= Rybon Art Center =

Rybon Art Center was an international, independent, and artist-led institute founded in 2008 and based in Tehran, Iran. It closed in c. 2017.

== History ==
Rybon Art Center centered collectivity and evolved over the years, undertaking initiatives such as art residencies, local and international artist workshops, art shares, artist talks, screenings, strengthening local art networks, and facilitating international art exchanges. The center had a close partner, Rybon Doc, founded by Amir Hossein Sanaei, which focused on Iranian documentary cinema.

Rybon started its first residency projects in collaboration with local artistic and cultural institutes, inviting established artists from neighboring countries. Holding Rybon International Artists’ Workshop based on Triangle workshops in 2012 in collaboration with Mohsen Gallery and Darbast Platform in Tehran was another step toward establishing residency culture.

Impediments for holding international residencies lead to exchange programs. The first of these was held in 2013 in collaboration with Organhaus Art Space of China and Mohsen Gallery in Tehran and Chongqing, China. The “Exchange Program” became a pivotal part of Kooshk Residency programs.

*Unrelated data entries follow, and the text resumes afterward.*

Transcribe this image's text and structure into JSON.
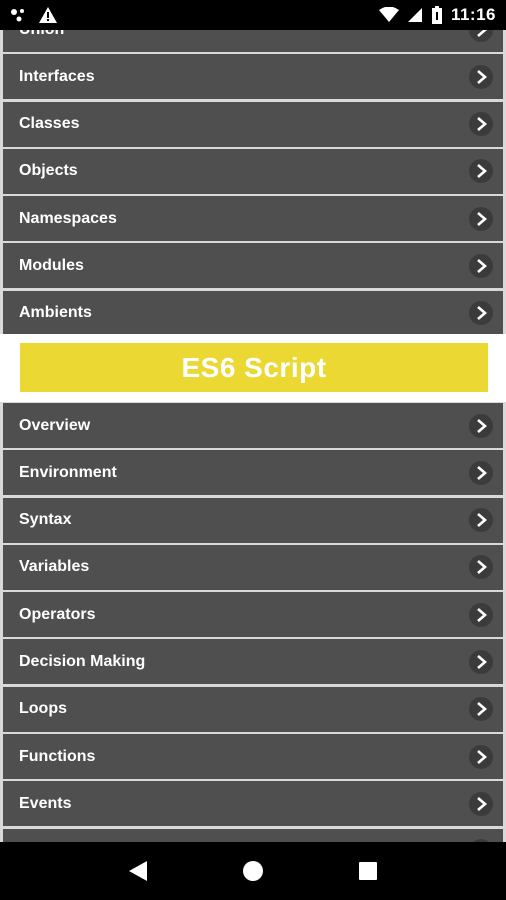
{
  "status_bar": {
    "time": "11:16",
    "icons": [
      "notification-dots-icon",
      "warning-icon",
      "wifi-icon",
      "battery-icon"
    ]
  },
  "list_top": {
    "items": [
      {
        "label": "Union"
      },
      {
        "label": "Interfaces"
      },
      {
        "label": "Classes"
      },
      {
        "label": "Objects"
      },
      {
        "label": "Namespaces"
      },
      {
        "label": "Modules"
      },
      {
        "label": "Ambients"
      }
    ]
  },
  "section": {
    "title": "ES6 Script",
    "accent_color": "#ecd832"
  },
  "list_bottom": {
    "items": [
      {
        "label": "Overview"
      },
      {
        "label": "Environment"
      },
      {
        "label": "Syntax"
      },
      {
        "label": "Variables"
      },
      {
        "label": "Operators"
      },
      {
        "label": "Decision Making"
      },
      {
        "label": "Loops"
      },
      {
        "label": "Functions"
      },
      {
        "label": "Events"
      },
      {
        "label": ""
      }
    ]
  },
  "nav_bar": {
    "buttons": [
      "back-icon",
      "home-icon",
      "recents-icon"
    ]
  },
  "colors": {
    "row_bg": "#4f4f4f",
    "background": "#d9d9d9"
  }
}
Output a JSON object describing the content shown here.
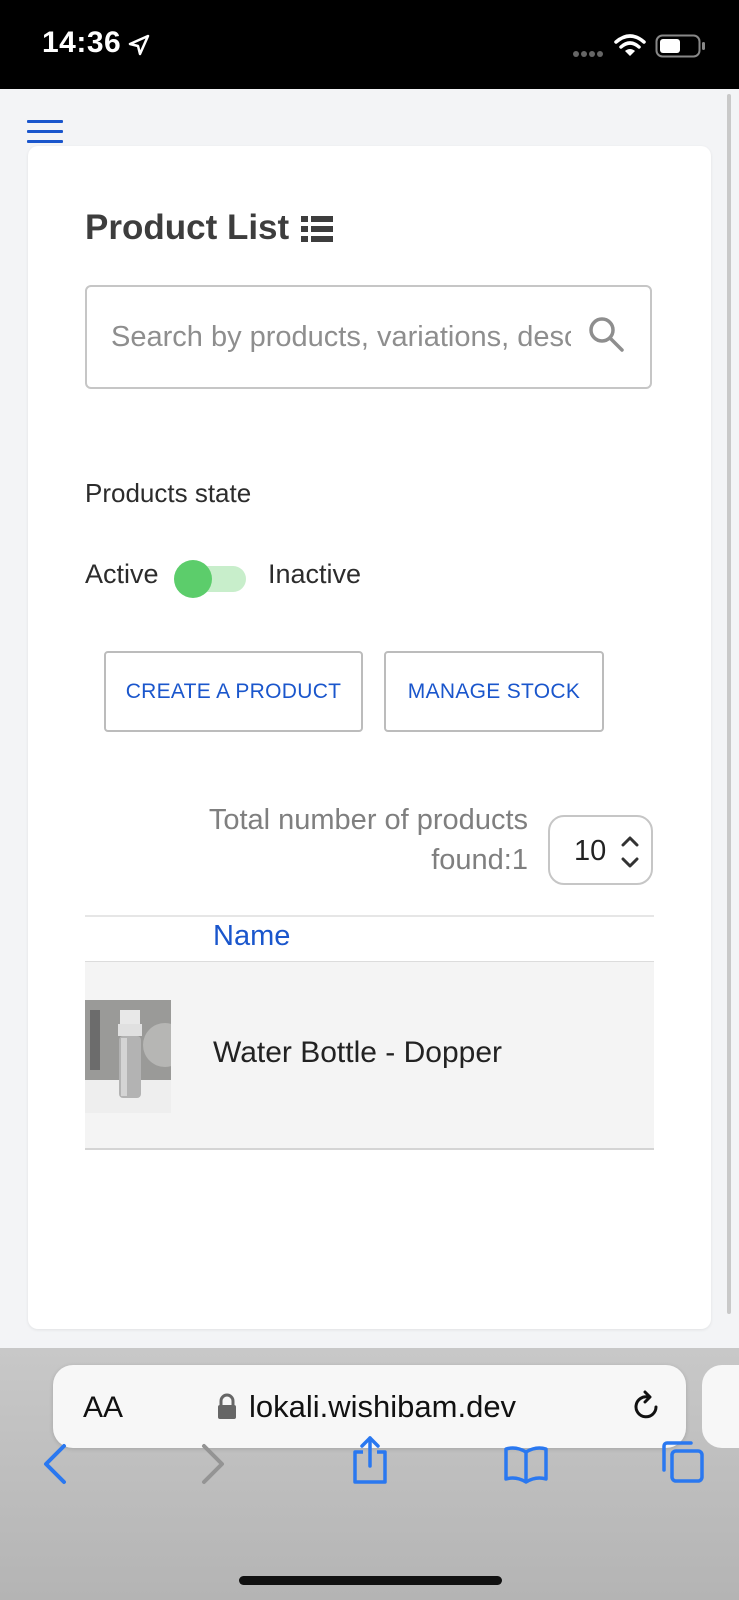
{
  "status_bar": {
    "time": "14:36"
  },
  "page": {
    "title": "Product List",
    "search": {
      "placeholder": "Search by products, variations, description",
      "value": ""
    },
    "state_label": "Products state",
    "toggle": {
      "left_label": "Active",
      "right_label": "Inactive",
      "state": "Active"
    },
    "buttons": {
      "create": "CREATE A PRODUCT",
      "stock": "MANAGE STOCK"
    },
    "total": {
      "line1": "Total number of products",
      "line2": "found:1"
    },
    "per_page": "10",
    "table": {
      "column": "Name",
      "rows": [
        {
          "name": "Water Bottle - Dopper"
        }
      ]
    }
  },
  "browser": {
    "text_size_label": "AA",
    "url": "lokali.wishibam.dev"
  },
  "colors": {
    "accent": "#1a56cc",
    "toggle_on": "#5ccd6b"
  }
}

Rybon organized the Second Rybon International Artists's Workshop in 2016 based on Triangle workshops in collaboration with Kooshk Residency, Deegar platform and Gasworks. This program aimed to gather artists from across the world to discuss and look to exchange ideas and knowledge beyond ethnic, regional and artistic boundaries. Five Asian, European and African artists, as well as five Iranian artists participated in this program.